What does patient safety mean to you?

“Patient safety to me is really the Hippocratic oath. It's first do no harm,” says Dr. Gob. “Patient safety is its own subset of quality improvement, which looks at literally not doing harm to a patient and identifying gaps in patient safety and how we can close those gaps.”

"While I personally strive to close those gaps in my own practice, I really feel that teaching others the systematic way of how to look at those gaps, especially from a whole system point of view, is critical,” he explains. “I feel like that's where we get insights, and that's where we can fix something so that it doesn't break again, so that the system is sustainable.”

For Dr. Gob, it is the patient’s experience of a seamless transition through the health-care system that is the goal of quality improvement. “That makes me feel really good, when the patient says they had the smoothest transition, and it was seamless. That's how we know that the system worked,” he explains. “Almost like they didn't even know what had to happen to get them from point A to point B, that invisibility is what we strive for.”

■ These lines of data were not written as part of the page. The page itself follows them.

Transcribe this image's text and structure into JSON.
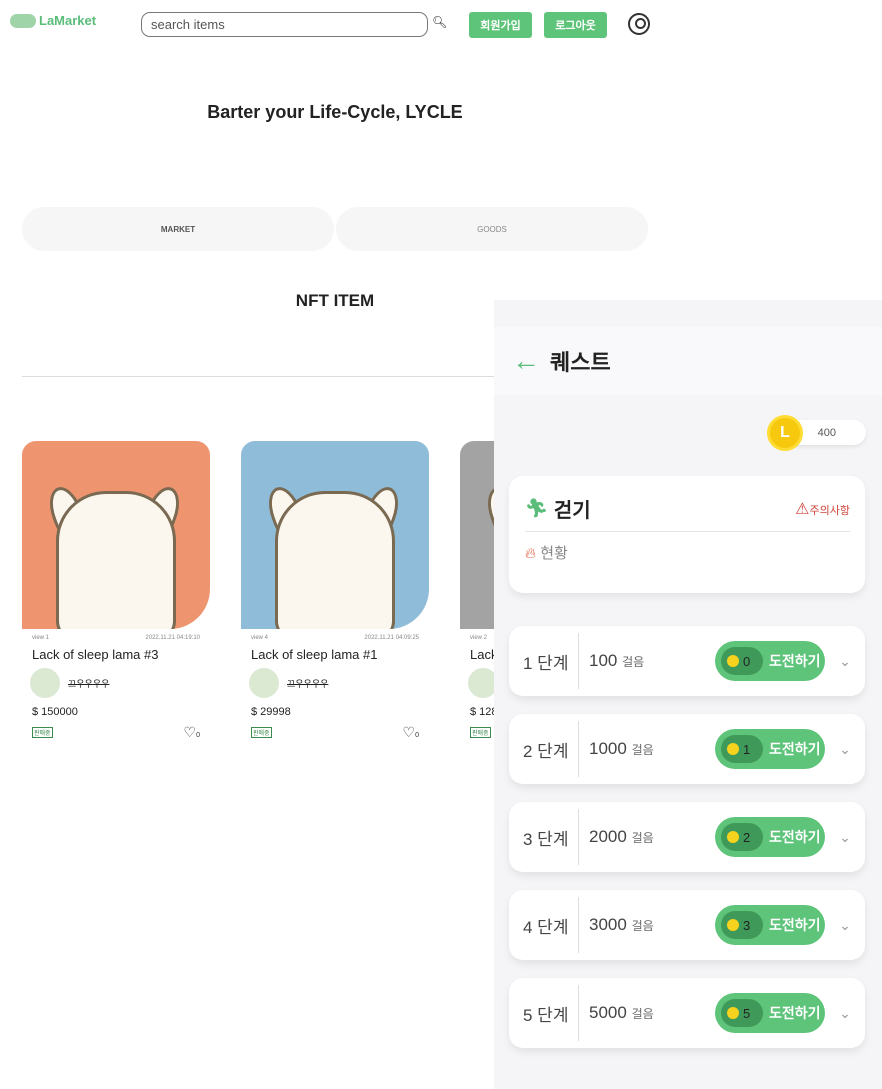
{
  "header": {
    "logo": "LaMarket",
    "search_placeholder": "search items",
    "signup": "회원가입",
    "logout": "로그아웃"
  },
  "tagline": "Barter your Life-Cycle, LYCLE",
  "tabs": [
    "MARKET",
    "GOODS"
  ],
  "section_title": "NFT ITEM",
  "items": [
    {
      "views": "view 1",
      "date": "2022.11.21 04:19:10",
      "title": "Lack of sleep lama #3",
      "seller": "끄우우우우",
      "price": "$ 150000",
      "status": "판매중",
      "likes": "0",
      "bg": "#ee9570"
    },
    {
      "views": "view 4",
      "date": "2022.11.21 04:09:25",
      "title": "Lack of sleep lama #1",
      "seller": "끄우우우우",
      "price": "$ 29998",
      "status": "판매중",
      "likes": "0",
      "bg": "#8fbcd8"
    },
    {
      "views": "view 2",
      "date": "",
      "title": "Lack",
      "seller": "",
      "price": "$ 128",
      "status": "판매중",
      "likes": "",
      "bg": "#a3a3a3"
    }
  ],
  "quest": {
    "title": "퀘스트",
    "balance": "400",
    "coin_letter": "L",
    "category": "걷기",
    "warning": "주의사항",
    "status": "현황",
    "steps": [
      {
        "level": "1 단계",
        "count": "100",
        "unit": "걸음",
        "coins": "0",
        "action": "도전하기"
      },
      {
        "level": "2 단계",
        "count": "1000",
        "unit": "걸음",
        "coins": "1",
        "action": "도전하기"
      },
      {
        "level": "3 단계",
        "count": "2000",
        "unit": "걸음",
        "coins": "2",
        "action": "도전하기"
      },
      {
        "level": "4 단계",
        "count": "3000",
        "unit": "걸음",
        "coins": "3",
        "action": "도전하기"
      },
      {
        "level": "5 단계",
        "count": "5000",
        "unit": "걸음",
        "coins": "5",
        "action": "도전하기"
      }
    ]
  }
}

Dr. Gob knows there is still work to be done on this, especially as part of cultural change in health care. In particular, he sees the need to ensure blame-free investigation of events when they happen, looking at things from a point of curiosity as opposed to pointing fingers. LHSC’s Just Culture program is working to provide this support.

“When that happens, we get at the root of the problem,” says Dr. Gob. “After we've exposed what the roots of the problem are, we can deal with the roots and make lasting change.”